Tax filings obscured donations made by Buford nonprofit, alleged gambling den

Public tax forms show lack of detail provided by Little Kings and Queens
Gwinnett County fundraising organization Little Kings and Queens, known for casino nights and charitable poker tournaments, has a history of filing non-profit tax returns featuring very little information.

Credit: Special

Credit: Special

Gwinnett County fundraising organization Little Kings and Queens, known for casino nights and charitable poker tournaments, has a history of filing non-profit tax returns featuring very little information.

A Gwinnett County fundraising organization known for casino nights and poker tournaments is facing increased scrutiny after its director was arrested and charged with running an illegal gambling den.

A review of publicly available tax records shows the Buford-based Little Kings and Queens organization brought in nearly $1.7 million in contributions in 2019, the most recent tax year available, but provided no specifics about how the profits were distributed.

The director of Little Kings and Queens, 51-year-old Dennis Maxwell, was arrested Friday on a felony count of commercial gambling and a misdemeanor count of keeping a gambling place, Gwinnett police said. An investigation led police to accuse Maxwell of running an illegal gambling operation under the guise of a charitable organization. Upon Maxwell’s arrest, officers seized $30,000 in illegal funds and shut down the organization, police said.

Little Kings and Queens was registered as a charitable organization in Georgia and has been legally required to file an IRS Form 990 each year since its inception in 2016. Form 990 is meant to provide the public with detailed financial information about tax-exempt organizations.

However, the tax returns filed by Little Kings and Queens between 2017-2019, all prepared by Buford-based Forrestall CPAs, provide hardly any detail. As the organization’s revenue grew by hundreds of thousands of dollars each year, the tax filings remain vague and repetitive, providing no specifics on who provided contributions or to what charities revenue was donated.

Maxwell declined to comment when reached by The Atlanta Journal-Constitution, and Forrestall CPAs did not respond to requests for further information.

Little Kings and Queens billed itself as a fundraising organization that used gambling-themed games and events to raise money for a variety of charities that benefit children. The organization’s mission stated on each year’s tax return reads, “TO MAKE KIDS’ DREAMS A REALITY. KIDS ARE OUR FUTURE SO LETS INVEST IN THEM.”

According to Georgia law, the only form of gambling explicitly allowed for charitable purposes is the purchase of raffle tickets for the benefit of a nonprofit organization.

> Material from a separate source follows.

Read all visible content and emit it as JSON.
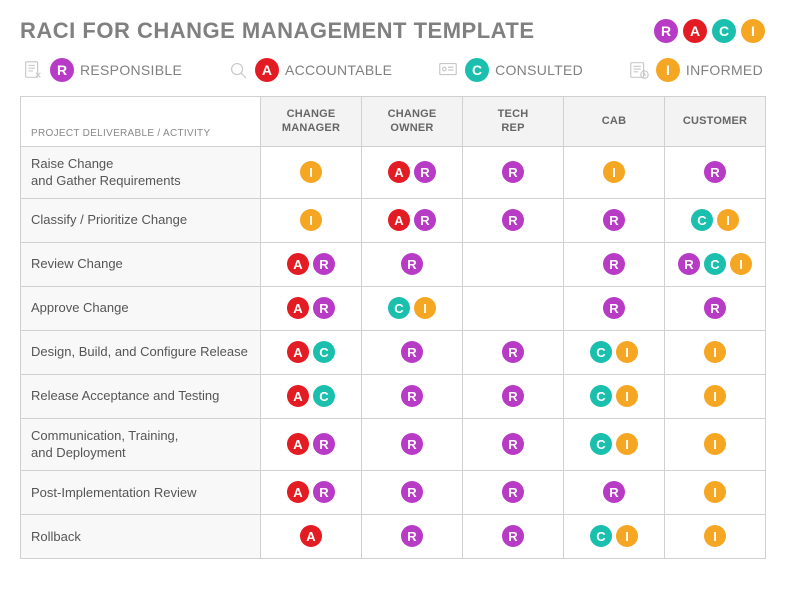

In just four years, the revenue collected by Little Kings and Queens increased tenfold, from about $177,000 in 2016 to nearly $1.7 million in 2019. The organization’s tax returns from 2020-2021 are not yet publicly available.

Depending on the type of nonprofit organization filing a Form 990, additional disclosures are often required. For each tax year, Little Kings and Queens noted on its return that it would provide disclosures about its charity status (Schedule A), a list of contributors who gave money (Schedule B) and a list of donations to other organizations (Schedule I).

None of the tax returns included Schedule B, the list of people and organizations who gave money to Little Kings and Queens, despite cumulative revenue of more than $3.3 million dollars over those four years. Without that information, it is not clear who was giving money to the organization.

Each tax return also uses identical language on Schedule I, which is meant to list all the organizations to which Little Kings and Queens donated money. Instead of listing those charities, Little Kings and Queens used a single line labeled “DONATIONS PAID OUT” followed by a cash lump sum. In 2019, those “donations paid out” amounted to more than $1 million.

Due to the lack of information provided in the organization’s Schedule I, it is not clear who received these donations. Although the website for Little Kings and Queens has been taken down, archived screenshots of the homepage show the organization had the same featured charity of the month, Winder-based Adventure Bags, for the entirety of 2021.

According to the Adventure Bags website, the organization provides backpacks filled with overnight essentials and comfort items to children going through seriously traumatic events. Adventure Bags posts an annual report on its website and has held its 501c3 nonprofit status since 2012.

The chairman of the board for Adventure Bags, Tracey McMahon, told the AJC that the organization would not be releasing a statement about Little Kings and Queens and had not been contacted by authorities. McMahon said her organization had received donations from Little Kings and Queens and had only recently become aware of the charges against the Buford fundraiser’s director.

“We will fully cooperate with local authorities in any way if we are requested to do so,” McMahon said.

Representatives for the Atlanta Community Food Bank, another well-known nonprofit listed as a partner on the Little Kings and Queens website, could not immediately provide any details about the relationship between the two organizations.

Maxwell was released from the Gwinnett County Jail on Saturday on $1,300 bond, online jail records show.

Staff writer Matt Bruce contributed to this article.